Bak şimdi, biz şöyle yaşıyoruz , uzaydan gelmedik sonuç
itibariyle.. Senin büyüdüğün, “eğitim aldığın” ortamlardan uzakta (çok
şükür) genellikle akranına aşık olan,
flört eden, evlenen, sevişerek genelde bile isteye çocuk yapan, daha bebeği
karnında bir mercimek kadarken bile onu seven, okşayan, gebe olmakla gurur duyan,
zevk alan, çocuğuyla ilgili her şeyi seven insanlar topluluğuyuz biz.. Artık ötekileştirip
çapulcu mu dersin, dinsiz-imansız mı dersin, arsız-ahlaksız mı dersin bilemem,
o senin sorunun vallahi..
Ama biz gebe kaldığımızda bunun bir lütuf ve bir mucize
olduğunu düşünüyor ve bu coşku ile evladımıza kavuşacağımız zamanı zevkle bekliyoruz..
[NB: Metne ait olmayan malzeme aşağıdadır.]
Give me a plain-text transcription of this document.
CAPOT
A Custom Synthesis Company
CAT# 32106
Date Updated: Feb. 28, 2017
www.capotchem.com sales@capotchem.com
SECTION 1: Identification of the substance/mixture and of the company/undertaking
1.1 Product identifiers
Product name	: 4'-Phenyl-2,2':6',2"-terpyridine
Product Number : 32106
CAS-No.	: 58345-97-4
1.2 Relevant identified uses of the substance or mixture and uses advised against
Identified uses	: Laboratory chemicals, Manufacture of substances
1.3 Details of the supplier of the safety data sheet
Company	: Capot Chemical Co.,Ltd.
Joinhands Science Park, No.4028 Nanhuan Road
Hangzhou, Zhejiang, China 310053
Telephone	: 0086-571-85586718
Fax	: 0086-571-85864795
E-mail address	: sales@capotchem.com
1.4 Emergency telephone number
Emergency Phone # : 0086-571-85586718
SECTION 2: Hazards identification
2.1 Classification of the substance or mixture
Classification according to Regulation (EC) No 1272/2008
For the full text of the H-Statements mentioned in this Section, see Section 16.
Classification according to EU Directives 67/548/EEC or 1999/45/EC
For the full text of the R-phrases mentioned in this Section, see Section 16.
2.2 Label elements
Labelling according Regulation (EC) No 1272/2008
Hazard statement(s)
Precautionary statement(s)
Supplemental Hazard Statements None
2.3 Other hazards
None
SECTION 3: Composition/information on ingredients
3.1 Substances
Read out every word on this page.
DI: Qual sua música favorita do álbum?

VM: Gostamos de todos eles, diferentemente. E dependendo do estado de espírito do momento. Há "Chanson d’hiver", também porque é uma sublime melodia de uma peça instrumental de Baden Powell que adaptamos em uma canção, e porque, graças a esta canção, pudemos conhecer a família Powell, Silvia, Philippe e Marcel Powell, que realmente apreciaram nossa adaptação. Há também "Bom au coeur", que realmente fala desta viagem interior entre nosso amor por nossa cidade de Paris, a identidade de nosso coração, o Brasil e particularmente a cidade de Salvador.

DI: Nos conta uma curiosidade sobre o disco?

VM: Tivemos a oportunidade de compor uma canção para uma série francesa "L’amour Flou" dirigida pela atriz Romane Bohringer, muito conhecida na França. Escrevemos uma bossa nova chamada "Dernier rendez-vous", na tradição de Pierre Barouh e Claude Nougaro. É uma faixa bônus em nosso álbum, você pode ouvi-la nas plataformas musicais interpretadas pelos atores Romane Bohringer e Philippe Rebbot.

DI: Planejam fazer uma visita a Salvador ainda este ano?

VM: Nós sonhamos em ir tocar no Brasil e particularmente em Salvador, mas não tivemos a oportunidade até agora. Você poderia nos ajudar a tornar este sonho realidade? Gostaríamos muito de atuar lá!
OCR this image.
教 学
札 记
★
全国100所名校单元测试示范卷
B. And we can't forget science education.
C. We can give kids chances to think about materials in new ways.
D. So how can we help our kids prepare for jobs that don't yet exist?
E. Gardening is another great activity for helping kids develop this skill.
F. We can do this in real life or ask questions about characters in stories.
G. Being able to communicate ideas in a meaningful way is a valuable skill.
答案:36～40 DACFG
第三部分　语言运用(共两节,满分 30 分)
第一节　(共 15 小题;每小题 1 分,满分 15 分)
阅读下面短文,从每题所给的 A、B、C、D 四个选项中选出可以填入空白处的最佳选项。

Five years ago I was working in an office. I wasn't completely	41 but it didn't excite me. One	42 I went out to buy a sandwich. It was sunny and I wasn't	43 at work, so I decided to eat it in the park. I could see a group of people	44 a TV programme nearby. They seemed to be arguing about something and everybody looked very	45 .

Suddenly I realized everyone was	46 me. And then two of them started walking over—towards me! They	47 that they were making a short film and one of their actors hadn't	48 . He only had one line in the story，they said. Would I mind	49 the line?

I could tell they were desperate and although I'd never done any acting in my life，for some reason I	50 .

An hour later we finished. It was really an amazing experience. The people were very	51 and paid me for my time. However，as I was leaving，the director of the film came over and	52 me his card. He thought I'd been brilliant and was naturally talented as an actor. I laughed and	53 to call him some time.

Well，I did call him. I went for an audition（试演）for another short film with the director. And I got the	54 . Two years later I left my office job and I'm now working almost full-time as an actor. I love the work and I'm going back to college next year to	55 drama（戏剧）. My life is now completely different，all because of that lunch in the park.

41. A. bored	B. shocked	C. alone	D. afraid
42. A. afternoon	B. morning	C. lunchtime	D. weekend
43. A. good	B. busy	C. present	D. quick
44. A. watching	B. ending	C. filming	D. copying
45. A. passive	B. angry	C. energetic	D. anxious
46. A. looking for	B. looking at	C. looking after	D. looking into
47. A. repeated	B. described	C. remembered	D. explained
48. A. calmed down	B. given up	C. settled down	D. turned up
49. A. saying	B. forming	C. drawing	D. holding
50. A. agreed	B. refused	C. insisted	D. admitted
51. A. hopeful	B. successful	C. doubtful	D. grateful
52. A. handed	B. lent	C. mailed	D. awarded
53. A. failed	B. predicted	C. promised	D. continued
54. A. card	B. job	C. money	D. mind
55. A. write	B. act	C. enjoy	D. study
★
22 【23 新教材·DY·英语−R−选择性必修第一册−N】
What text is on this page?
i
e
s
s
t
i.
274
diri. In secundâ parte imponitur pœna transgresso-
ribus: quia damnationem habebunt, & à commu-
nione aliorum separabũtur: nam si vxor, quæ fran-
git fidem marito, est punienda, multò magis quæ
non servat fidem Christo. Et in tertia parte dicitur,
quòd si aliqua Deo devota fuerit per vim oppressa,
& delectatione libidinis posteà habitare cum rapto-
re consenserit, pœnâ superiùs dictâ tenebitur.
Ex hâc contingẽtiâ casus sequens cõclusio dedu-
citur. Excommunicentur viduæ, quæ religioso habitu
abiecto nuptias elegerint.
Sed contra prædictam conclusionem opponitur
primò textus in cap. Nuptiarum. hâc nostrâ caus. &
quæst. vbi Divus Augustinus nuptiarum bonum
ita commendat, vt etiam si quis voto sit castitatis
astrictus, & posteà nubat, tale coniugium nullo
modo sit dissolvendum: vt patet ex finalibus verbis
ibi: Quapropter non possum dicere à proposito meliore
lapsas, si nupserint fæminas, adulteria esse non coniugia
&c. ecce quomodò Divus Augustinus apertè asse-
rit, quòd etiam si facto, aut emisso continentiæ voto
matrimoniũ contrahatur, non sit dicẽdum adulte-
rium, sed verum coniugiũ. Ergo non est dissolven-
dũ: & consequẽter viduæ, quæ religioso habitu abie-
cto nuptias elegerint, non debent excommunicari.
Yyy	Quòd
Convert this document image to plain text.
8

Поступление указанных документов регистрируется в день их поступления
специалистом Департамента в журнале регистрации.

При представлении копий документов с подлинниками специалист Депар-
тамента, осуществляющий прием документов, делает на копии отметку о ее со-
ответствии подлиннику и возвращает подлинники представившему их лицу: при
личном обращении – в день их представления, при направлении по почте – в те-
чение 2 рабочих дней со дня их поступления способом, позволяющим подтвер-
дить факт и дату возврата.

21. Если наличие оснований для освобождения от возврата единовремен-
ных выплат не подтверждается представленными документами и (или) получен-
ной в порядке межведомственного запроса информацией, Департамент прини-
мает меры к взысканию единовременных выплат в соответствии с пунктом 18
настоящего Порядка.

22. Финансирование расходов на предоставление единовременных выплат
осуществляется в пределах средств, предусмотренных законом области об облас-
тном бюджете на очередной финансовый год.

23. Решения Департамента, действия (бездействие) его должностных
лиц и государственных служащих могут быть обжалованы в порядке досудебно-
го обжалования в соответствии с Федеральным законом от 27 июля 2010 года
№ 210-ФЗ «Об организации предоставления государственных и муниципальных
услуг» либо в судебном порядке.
Gebe kalmak için yaşanması gerekli şartları ise tu kaka, ayıp, günah diye
değerlendirmiyor ve herbirimiz kendi mahremiyet sınırlarımız içersinde
yaşıyoruz bunu.. Gebe kaldıktan sonra da hiçbirimiz “aa bak ben o işi yaptım da
gebe kaldım şimdi de göbeğimi gere gere dolaşıyorum ortalıklarda” gibisinden
bir tavrımız/hareketimiz hiç olmuyor..
Misal ben her iki gebeliğimde de doğuma
2 hafta kalana kadar çalışmak durumundaydım.. Bu sebeple ilk doğumumda Göztepe’den
Gebze’ye servisle, ikincisinde ise Göztepe’den Mecidiyeköy’e hem de metrobüs
denen akıllara ziyan toplu taşıma aracıyla gidip geldim.. Zor olmadı mı tabi ki
oldu.. Ama buna mecbur hissettim kendimi.. Doğacak çocuğuma sağlayacağım daha
iyi fırsatlara sahip olmak için yaptım bunu.. Asla da pişman olmadım..
Ayrıca programdaki beden dilinizin, konuşma tarzınızın,
paçalarınızdan akan kibirin bir tasavvufçuya hiç ama hiç yakışmadığını,
yüzünüzden nefret okunurken ağzınızdan çıkanların kadın düşmanı kelimelerin
dinleyende bir iğrenme duygusu yarattığını da özellikle belirtmek isterim.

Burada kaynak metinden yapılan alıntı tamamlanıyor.